It helps to know the language when you’re travelling in a foreign country. Upon arrival to Syria in 1990, I enrolled in an Arabic class. After a while I was OK with a few basic pleasantries and could manage to communicate at the market. And I could ask for directions … but understanding the response was a different matter.
One day I was out on my own exploring back roads southwest of Aleppo and I got totally disoriented. I saw a man alongside the road and asked him where the road to Aleppo was. That started him off on a long-winded reply marked by hand gestures going this way and that way. After he finished I could just say ‘Huh? Shu? Wayn?’ He explained again and I responded again with ‘Huh? Shu? Wayn?’

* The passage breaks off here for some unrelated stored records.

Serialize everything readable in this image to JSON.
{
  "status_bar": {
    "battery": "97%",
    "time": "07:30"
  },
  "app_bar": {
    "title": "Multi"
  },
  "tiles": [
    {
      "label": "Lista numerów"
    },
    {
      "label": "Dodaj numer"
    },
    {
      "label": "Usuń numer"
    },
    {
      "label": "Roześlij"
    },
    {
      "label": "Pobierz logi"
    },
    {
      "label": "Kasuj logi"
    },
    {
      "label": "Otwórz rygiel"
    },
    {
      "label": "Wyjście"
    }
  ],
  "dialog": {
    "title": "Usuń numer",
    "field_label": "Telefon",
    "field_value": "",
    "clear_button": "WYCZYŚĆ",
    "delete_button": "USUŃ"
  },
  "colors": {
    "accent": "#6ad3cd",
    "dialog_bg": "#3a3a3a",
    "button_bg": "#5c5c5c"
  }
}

He threw up his arms and came around the front of the car and got in and gestured to move on. He then proceeded with another long-winded response but I caught the word ‘bayt’, which I knew meant home. So then I figured out he was trying to say ‘Please come to my lovely villa in the hills where my stunningly beautiful daughter will serve us a sumptuous feast of fresh, local produce.’ So naturally I replied, ‘Aeywae. Yallah,’ which he correctly knew as ‘Yes, let’s go’. Suffice it to say that a few things were lost in translation but I got the gist of it.
He guided me to his little village and on arrival a crowd gathered to see who was arriving in an automobile. My guide, Hassan, cleared a path through the crowd for me and led me to his humble abode and sat me down and barked out some orders. Before long a huge tray of food was placed on the floor and he sign languaged to me to dig in. Children came in and sat in the corner and watched us eat and whispered amongst themselves. After the feed, Hassan relaxed and loaded up his cigarette, and I found the image I came looking for.